Recensione Yella (2007)

'Yella' mostra tutti i suoi limiti nella ricerca forzata di una complessità narrativa che già due anni fa in 'Gespenster', seppur in maniera minore, l'autore aveva dimostrato di non saper gestire.

La nuova vita di Yella

Quando Yella decide di andar via dal suo paese d'origine, non ha molto da lasciare alle sue spalle, se non un matrimonio andato male e sogni infranti.
L'inizio della sua nuova vita non è dei migliori: un violento incidente d'auto insieme all'ex-marito che quasi le impedisce di prendere il treno che la deve portare verso il suo nuovo lavoro e la delusione proveniente proprio da questa nuova occupazione, una volta a destinazione.
Per sua fortuna, l'incontro con il giovane manager Philip le dà la possibilità di rifarsi e rimettersi in carreggiata, per di più facendo proprio il lavoro che sognava.
Non tutto, però, procede per il verso giusto, nella vita di Yella, così come nel film Yella: la donna inizia a sentire suoni e provare strane sensazioni. Inoltre sembra che il suo ex-marito continui a tormentarla.

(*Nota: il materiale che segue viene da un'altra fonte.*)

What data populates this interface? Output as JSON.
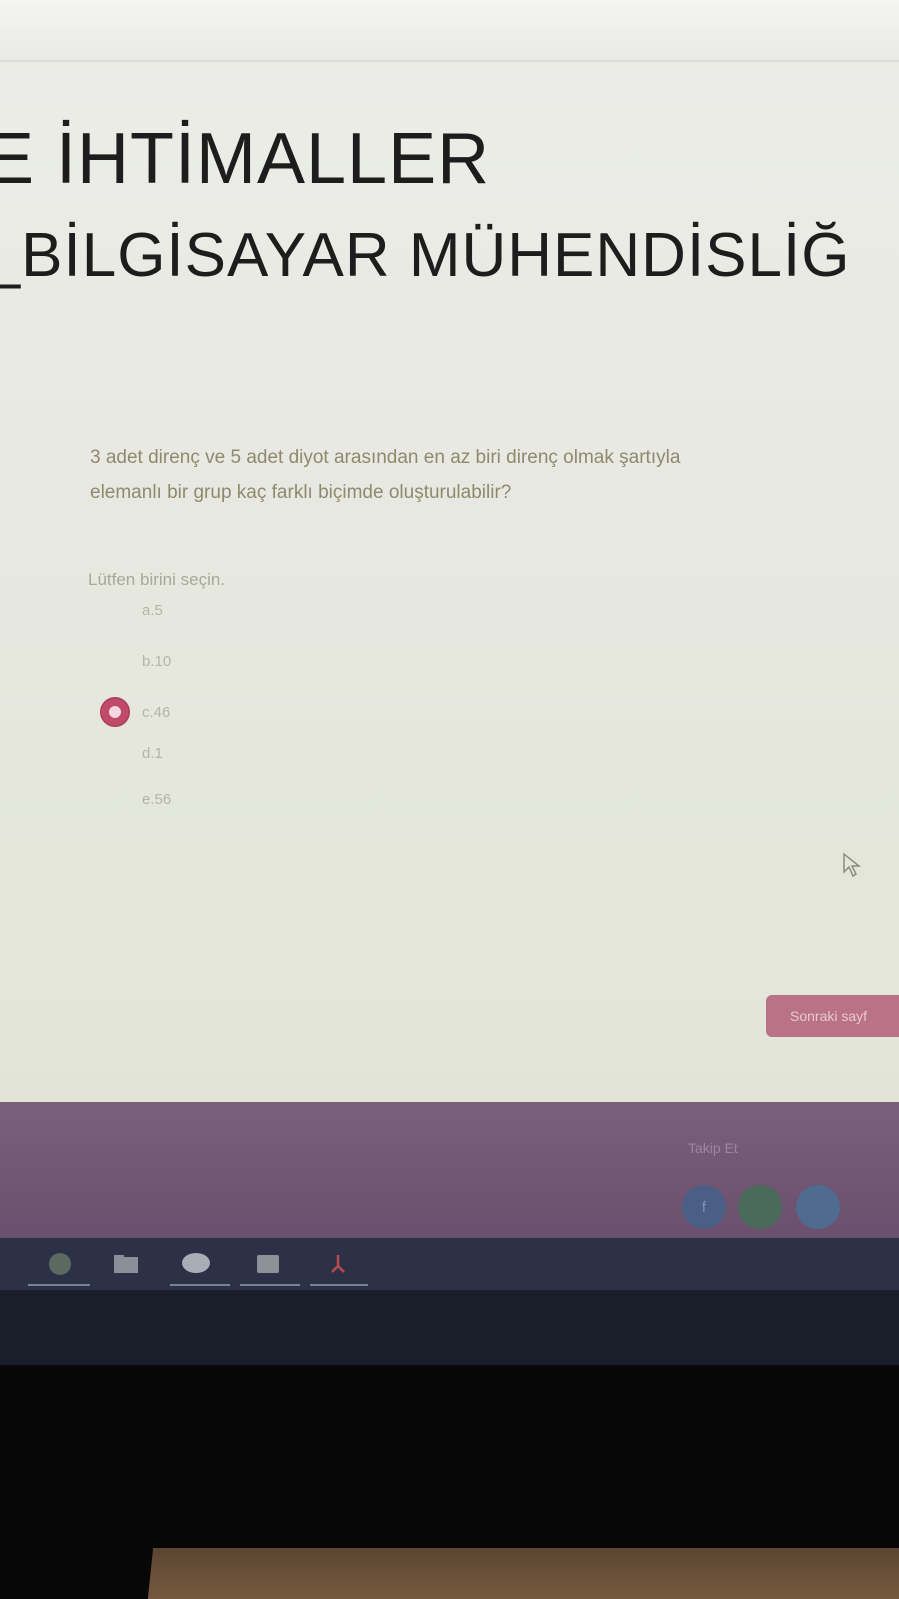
{
  "course": {
    "title_line1": "E İHTİMALLER",
    "title_line2": ")_BİLGİSAYAR MÜHENDİSLİĞ"
  },
  "question": {
    "text_line1": "3 adet direnç ve 5 adet diyot arasından en az biri direnç olmak şartıyla",
    "text_line2": "elemanlı bir grup kaç farklı biçimde oluşturulabilir?",
    "prompt": "Lütfen birini seçin.",
    "options": [
      {
        "label": "a.5",
        "selected": false
      },
      {
        "label": "b.10",
        "selected": false
      },
      {
        "label": "c.46",
        "selected": true
      },
      {
        "label": "d.1",
        "selected": false
      },
      {
        "label": "e.56",
        "selected": false
      }
    ]
  },
  "navigation": {
    "next_label": "Sonraki sayf"
  },
  "footer": {
    "link_label": "Takip Et",
    "social_icons": [
      "facebook-icon",
      "social-icon",
      "social-icon"
    ]
  },
  "taskbar": {
    "icons": [
      "browser-icon",
      "folder-icon",
      "chat-icon",
      "app-icon",
      "pdf-icon"
    ]
  },
  "colors": {
    "accent": "#c1496a",
    "footer": "#6a4f6e",
    "taskbar": "#2c3148"
  }
}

E' in questi aspetti che il nuovo lavoro di Christian Petzold mostra tutti i suoi limiti, nella ricerca forzata di una complessità narrativa che già due anni fa in Gespenster, seppur in maniera minore, aveva dimostrato di non saper gestire.
E' il Petzold sceneggiatore ad essere responsabile di un film che non funziona. Interessato a dare una cornice surreale alla storia di Yella, non si rende conto di quanto questa cornire, per la sua inconsistenza, ma soprattutto incongruenza, narrativa rovina quello di buono fatto nella parte centrale del film.

La storia e la rivincita di Yella, infatti, avrebbero potuto reggere da sole un film lineare ed equilibrato, anche grazie ad una atmosfera ben costruita e calibrata ed all'interpretazione di Nina Hoss, efficace nel dipingere una donna allo stesso vecchio stile, ma allo stesso tempo moderna. Ma funzionano anche i richiami interni al film (il modo in cui Philip rimanda all'ex-marito Ben), il modo in cui le mediazioni finanrziarie sono descritte, anche se in modo semplicistico, con senso dell'umorismo.

Quello che risulta perdente è la voglia di novità e di originalità di Petzold, aspetti che pagano solo quandi si è in grado di gestirli.